Monitoring

Email Service Monitoring

Frequently our customers want to monitor the health of their email service, which is helpful for answering support calls along the lines of "my email doesn't work". This is particularly valuable if you're using a hosted email service such as Google Apps or Office365, but is also helpful for monitoring your on-premise messaging services such as Exchange.

We provide two distinct options for measuring email service health: Email Round-Trip Time and Email Transit Time.  Note that the following instructions assume that you already have the Email_RoundTrip and Email_TransitTime datasources in your LogicMonitor account.  If you don't have these datasources in your account, make sure that you import them from our datasource repository.

Email Round-Trip Time

With Email Round-Trip Time our collector acts just like a desktop email client (e.g. Outlook, Thunderbird, Mac Mail, etc.) in that it sends an outgoing messages via your SMTP service and retrieves that same message from your IMAP service1. The time to complete each step in the round-trip transaction is measured and reported, encompassing any latency within your network or in the message handoff between your SMTP service, message store, and IMAP service.

The first step in adding Email Round-Trip Time to your account is to add email_rtt to the system.categories property on a device in your account2. Next you'll need to add email service connectivity information as the following device properties:

device property description example
smtp.host hostname of the smtp service smtp.gmail.com
smtp.type smtp security type: blank/SSL/TLS SSL
imap.host hostname of the imap service imap.gmail.com
imap.type imap security type: blank/SSL/TLS TLS
email.user userid required for account authentication testuser
email.pass password required for account authentication hello123
email.addr the actual email address for this account testuser@gmail.com


Email Transit Time: How it Works

Our Email Transit Time DataSource measures the time it takes to deliver a message between two different email services -- for example, between Gmail and Office 3653. This is particularly useful for ensuring that you email service is properly delivering and accepting messages from other service providers. Just like Email Round-Trip Time, Email Transit Time involves two protocols:

SMTP: sends messages from a client to a server.
IMAP: retrieves messages from the server to a client. 

Let's take a look at the full process for evaluating Email Transit Time using Gmail and Office365 as an example.

Step 1:  We would use SMTP to deliver a message from the Collector to Provider A (e.g. Gmail)
Step 2: Still Using SMTP, we then give a destination address to a second provider (e.g. Office 365)
Step 3: Finally, we use IMAP to get the message back to the Collector from Office365

This process highlights the two critical components of Email Service monitoring: time it takes messages sent from your business' email server to be delivered externally, and time it takes messages sent externally to make it to your inbox. 

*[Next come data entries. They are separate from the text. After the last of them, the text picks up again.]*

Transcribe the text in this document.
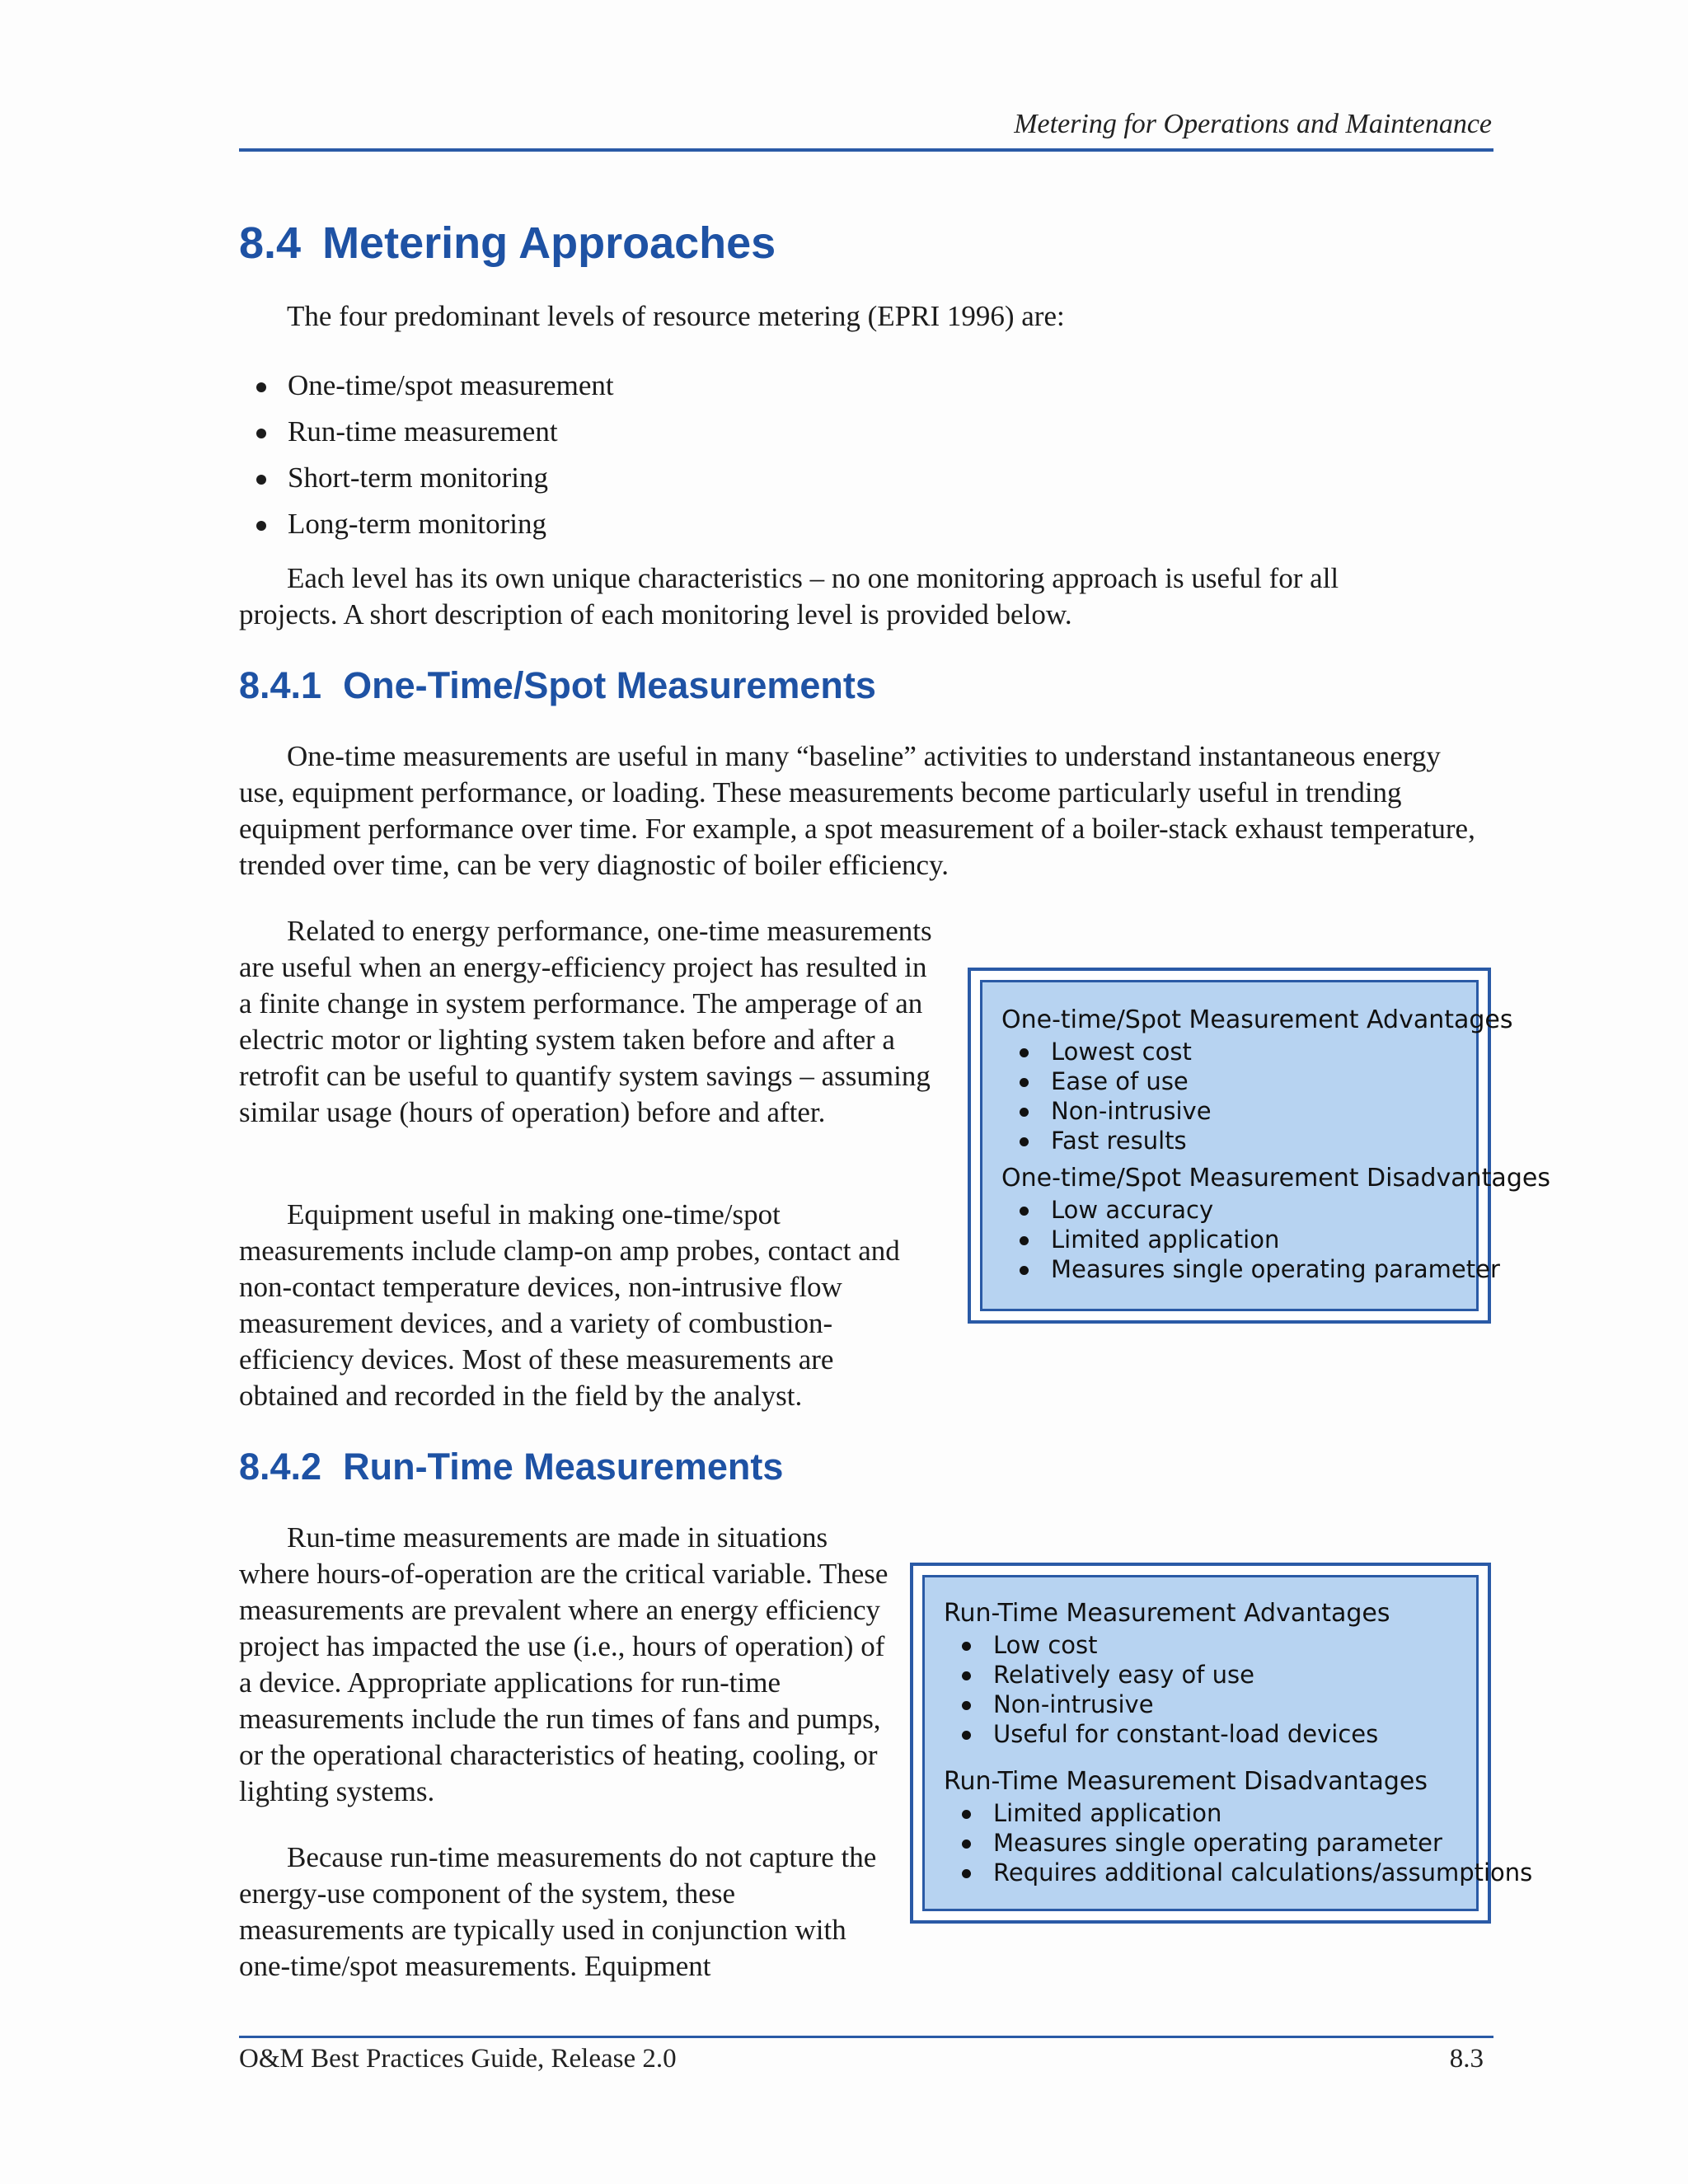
Metering for Operations and Maintenance
8.4 Metering Approaches

The four predominant levels of resource metering (EPRI 1996) are:

One-time/spot measurement
Run-time measurement
Short-term monitoring
Long-term monitoring

Each level has its own unique characteristics – no one monitoring approach is useful for all projects. A short description of each monitoring level is provided below.

8.4.1 One-Time/Spot Measurements

One-time measurements are useful in many “baseline” activities to understand instantaneous energy use, equipment performance, or loading. These measurements become particularly useful in trending equipment performance over time. For example, a spot measurement of a boiler-stack exhaust temperature, trended over time, can be very diagnostic of boiler efficiency.

Related to energy performance, one-time measurements are useful when an energy-efficiency project has resulted in a finite change in system performance. The amperage of an electric motor or lighting system taken before and after a retrofit can be useful to quantify system savings – assuming similar usage (hours of operation) before and after.

Equipment useful in making one-time/spot measurements include clamp-on amp probes, contact and non-contact temperature devices, non-intrusive flow measurement devices, and a variety of combustion-efficiency devices. Most of these measurements are obtained and recorded in the field by the analyst.

One-time/Spot Measurement Advantages

Lowest cost
Ease of use
Non-intrusive
Fast results

One-time/Spot Measurement Disadvantages

Low accuracy
Limited application
Measures single operating parameter
8.4.2 Run-Time Measurements

Run-time measurements are made in situations where hours-of-operation are the critical variable. These measurements are prevalent where an energy efficiency project has impacted the use (i.e., hours of operation) of a device. Appropriate applications for run-time measurements include the run times of fans and pumps, or the operational characteristics of heating, cooling, or lighting systems.

Because run-time measurements do not capture the energy-use component of the system, these measurements are typically used in conjunction with one-time/spot measurements. Equipment

Run-Time Measurement Advantages

Low cost
Relatively easy of use
Non-intrusive
Useful for constant-load devices

Run-Time Measurement Disadvantages

Limited application
Measures single operating parameter
Requires additional calculations/assumptions
O&M Best Practices Guide, Release 2.0	8.3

Keeping this in mind, the Email Transit Time DataSource contains an ErrorCode datapoint that will denote at which stage of the above process an error occurred (if any). The following are applicable error codes: 

Error Code Meaning Description
-2 Invalid instance Unable to locate a valid service.
-1 Missing Params Basic parameters (ie. username/pass) were not available to properly validate transit time.
0 OK The roundtrip validation was successful
1 SMTP connection failure The Collector can not connect to the SMTP server.
2 SMTP send failure We connected to the SMTP server and attempted to send a message, but the server did not accept the message
3 IMAP connection failure We are unable to connect to the destination server hosting the inbox that contains our message. This is typically due to an incorrect hostname, bad userid/password, or the specified security type is incorrect.
4 IMAP search failure Each time the Email_TransitTime DataSource runs, it generates a message with a unique subject line. In order to validate the round-trip/transit time, we have to retrieve this unique message from the IMAP server. We are unable to retrieve the unique message at the destination server.
5 IMAP close failure Once we have validated the roundtrip and no longer need an IMAP connection, we send a "close" command to terminate it. This error indicates that we were unable to properly terminate the IMAP connection.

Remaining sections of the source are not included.